Soon into the work, a dotted-rhythm horn phrase appears and recurs in woodwinds and strings, but surrounded off-and-on by a battery of percussion emanations. In the second movement, descending, whining motives provide a passacaglia-like structural coat hanger. The third movement (Ecstasio) is described by annotator Thomas May as “a night of club raving and excess in the London of the 1990s.” Whatever its associations (such as the titular insane asylums), its kaleidoscopic-shifts and splendid surprises are seamed by recurring 4/4 rock drumbeats.

The final movement reminds me of another recurring element in the work: the use of extreme ranges in usual instruments. The low ones are of the greatest interest, especially some spooky growls emerging from a bass oboe. Bartokian woodwind sighs, super-high strings and pops on the piano generate a difficult-to-follow theater a la Harold Pinter: a cornucopia of menace.

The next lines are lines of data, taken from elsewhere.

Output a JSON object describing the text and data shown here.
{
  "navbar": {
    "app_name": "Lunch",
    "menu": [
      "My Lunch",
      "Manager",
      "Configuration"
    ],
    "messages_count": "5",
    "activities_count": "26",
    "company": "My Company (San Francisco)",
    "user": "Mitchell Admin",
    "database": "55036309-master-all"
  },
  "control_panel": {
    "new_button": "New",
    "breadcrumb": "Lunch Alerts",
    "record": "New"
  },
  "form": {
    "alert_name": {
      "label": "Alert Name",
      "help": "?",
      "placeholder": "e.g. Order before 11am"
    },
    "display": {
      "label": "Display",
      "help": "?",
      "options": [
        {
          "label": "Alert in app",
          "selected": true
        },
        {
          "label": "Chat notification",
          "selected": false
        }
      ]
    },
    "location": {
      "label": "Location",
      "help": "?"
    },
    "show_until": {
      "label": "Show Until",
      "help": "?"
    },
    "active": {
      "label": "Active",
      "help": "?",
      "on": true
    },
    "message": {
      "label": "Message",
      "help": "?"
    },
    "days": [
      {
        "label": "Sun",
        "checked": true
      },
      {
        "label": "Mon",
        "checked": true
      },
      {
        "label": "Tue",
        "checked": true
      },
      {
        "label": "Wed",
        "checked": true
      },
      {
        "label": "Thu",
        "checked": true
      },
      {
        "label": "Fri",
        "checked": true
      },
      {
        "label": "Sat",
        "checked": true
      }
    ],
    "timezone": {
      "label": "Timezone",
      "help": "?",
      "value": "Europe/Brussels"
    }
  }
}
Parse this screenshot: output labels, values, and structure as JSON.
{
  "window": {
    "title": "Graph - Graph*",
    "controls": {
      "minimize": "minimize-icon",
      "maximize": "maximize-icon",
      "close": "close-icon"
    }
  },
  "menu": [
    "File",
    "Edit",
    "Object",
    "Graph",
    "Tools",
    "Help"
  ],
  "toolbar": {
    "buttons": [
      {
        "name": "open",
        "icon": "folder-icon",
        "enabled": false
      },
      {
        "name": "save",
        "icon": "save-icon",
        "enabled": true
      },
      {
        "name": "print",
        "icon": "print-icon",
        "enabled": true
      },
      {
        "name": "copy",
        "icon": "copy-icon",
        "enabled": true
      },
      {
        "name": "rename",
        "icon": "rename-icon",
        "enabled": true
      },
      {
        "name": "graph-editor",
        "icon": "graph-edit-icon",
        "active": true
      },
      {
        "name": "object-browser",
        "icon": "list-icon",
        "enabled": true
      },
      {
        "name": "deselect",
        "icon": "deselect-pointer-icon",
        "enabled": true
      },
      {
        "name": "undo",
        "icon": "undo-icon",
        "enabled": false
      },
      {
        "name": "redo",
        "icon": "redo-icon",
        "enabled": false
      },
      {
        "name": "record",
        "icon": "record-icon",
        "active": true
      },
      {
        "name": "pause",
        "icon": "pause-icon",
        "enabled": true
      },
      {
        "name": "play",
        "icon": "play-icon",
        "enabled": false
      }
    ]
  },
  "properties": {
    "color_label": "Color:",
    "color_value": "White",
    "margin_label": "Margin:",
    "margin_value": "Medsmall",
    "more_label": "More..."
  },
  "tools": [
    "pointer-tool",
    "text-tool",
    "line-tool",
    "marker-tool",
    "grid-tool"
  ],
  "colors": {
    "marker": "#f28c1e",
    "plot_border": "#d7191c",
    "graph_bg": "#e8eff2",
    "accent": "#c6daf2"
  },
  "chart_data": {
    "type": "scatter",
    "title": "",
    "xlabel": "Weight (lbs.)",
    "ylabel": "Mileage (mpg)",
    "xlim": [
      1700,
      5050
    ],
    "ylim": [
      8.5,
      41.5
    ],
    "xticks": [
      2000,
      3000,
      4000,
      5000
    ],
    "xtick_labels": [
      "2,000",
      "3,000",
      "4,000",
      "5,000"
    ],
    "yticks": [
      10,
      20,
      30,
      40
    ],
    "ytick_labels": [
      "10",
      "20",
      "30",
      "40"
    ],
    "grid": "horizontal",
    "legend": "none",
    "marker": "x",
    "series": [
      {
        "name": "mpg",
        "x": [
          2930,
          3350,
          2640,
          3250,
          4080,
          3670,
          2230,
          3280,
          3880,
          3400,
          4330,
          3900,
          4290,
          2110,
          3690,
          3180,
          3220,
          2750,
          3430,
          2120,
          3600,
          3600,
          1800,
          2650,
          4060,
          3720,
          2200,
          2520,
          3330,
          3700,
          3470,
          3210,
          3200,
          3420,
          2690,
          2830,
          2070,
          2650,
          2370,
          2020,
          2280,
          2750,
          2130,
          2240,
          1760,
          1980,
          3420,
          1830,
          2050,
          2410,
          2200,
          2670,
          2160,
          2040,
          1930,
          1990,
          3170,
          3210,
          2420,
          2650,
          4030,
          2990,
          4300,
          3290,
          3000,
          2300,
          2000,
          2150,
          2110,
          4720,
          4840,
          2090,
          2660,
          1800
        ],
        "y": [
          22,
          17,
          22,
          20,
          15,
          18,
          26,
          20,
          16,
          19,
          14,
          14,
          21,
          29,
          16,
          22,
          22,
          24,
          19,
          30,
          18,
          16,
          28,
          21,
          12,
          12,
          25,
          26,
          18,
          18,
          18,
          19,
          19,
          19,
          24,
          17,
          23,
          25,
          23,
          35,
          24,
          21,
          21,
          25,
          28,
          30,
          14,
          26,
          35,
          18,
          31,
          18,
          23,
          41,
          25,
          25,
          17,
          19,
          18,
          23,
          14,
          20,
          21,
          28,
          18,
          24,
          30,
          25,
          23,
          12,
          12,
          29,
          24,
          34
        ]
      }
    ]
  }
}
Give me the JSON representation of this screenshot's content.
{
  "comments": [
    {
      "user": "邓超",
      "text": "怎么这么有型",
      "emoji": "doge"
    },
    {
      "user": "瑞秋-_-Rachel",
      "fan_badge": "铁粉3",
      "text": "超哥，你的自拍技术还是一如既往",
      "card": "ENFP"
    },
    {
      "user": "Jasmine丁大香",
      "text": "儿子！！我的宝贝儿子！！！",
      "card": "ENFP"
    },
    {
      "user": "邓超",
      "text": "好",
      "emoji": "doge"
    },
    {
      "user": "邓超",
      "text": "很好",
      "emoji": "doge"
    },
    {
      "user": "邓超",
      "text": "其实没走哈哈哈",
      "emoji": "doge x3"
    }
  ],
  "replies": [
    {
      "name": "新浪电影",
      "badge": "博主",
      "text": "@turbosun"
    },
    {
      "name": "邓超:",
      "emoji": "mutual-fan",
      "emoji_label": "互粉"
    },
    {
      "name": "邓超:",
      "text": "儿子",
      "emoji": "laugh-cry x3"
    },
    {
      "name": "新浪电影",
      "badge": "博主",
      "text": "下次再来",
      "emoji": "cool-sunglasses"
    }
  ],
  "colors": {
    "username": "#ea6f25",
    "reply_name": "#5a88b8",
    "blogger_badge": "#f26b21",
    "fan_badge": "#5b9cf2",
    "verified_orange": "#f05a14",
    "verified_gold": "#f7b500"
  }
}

All but one of the 15 concert attendees I randomly interviewed during intermission liked the work, especially the last two movements.

Comments included: “there was a narrative thrust … something was about to happen,” “spacy,” “complicated, generates intense and mixed feelings,” “I lived the ups and downs.”

One concert goer thought the music was “expressively Nietzschean” — a reaction that perfectly described the loud major-to-minor chord at the finale’s conclusion that seemed to reference Strauss’ Also sprach Zarathustra.

Carneiro handled Adès’ very difficult work well, as did her musicians. There must have been considerable rehearsal time involved, which I’m glad was not diffused by preparing a third work for the relatively short program.

The Tchaikovsky received a creditable rendition, overall, with Carneiro maintaining a laudable sense of drama that brought forth solid cheers at the conclusion. I was a bit disappointed with her tendency to speed up at climaxes. Those are usually my favorite parts, and I would prefer to luxuriate in them, but Carneiro’s is a valid approach.

But was I “happy” from the Tchaikovsky? No. Repetition is delivered by the composer in spades. Almost every melodic fragment repeats itself immediately, sometimes dozens of times. And of course there are beautiful melodies, some less internally repetitive or with more harmonic variety to counteract the repetition. For many seasoned listeners, I suspect, this well-known staple brought little “longing for repetition” — there is more than enough for a full belly.

On the other hand, I’m dying to hear the Adès again and again. I must be extremely happy now, right? Well, I would be ecstatically happy if the next time a worthy recent work like Adès’ is programmed, a movement of it would be repeated, like they used to do with successful pieces like Tchaikovsky’s in the old days — before Kundera discovered the secret of happiness.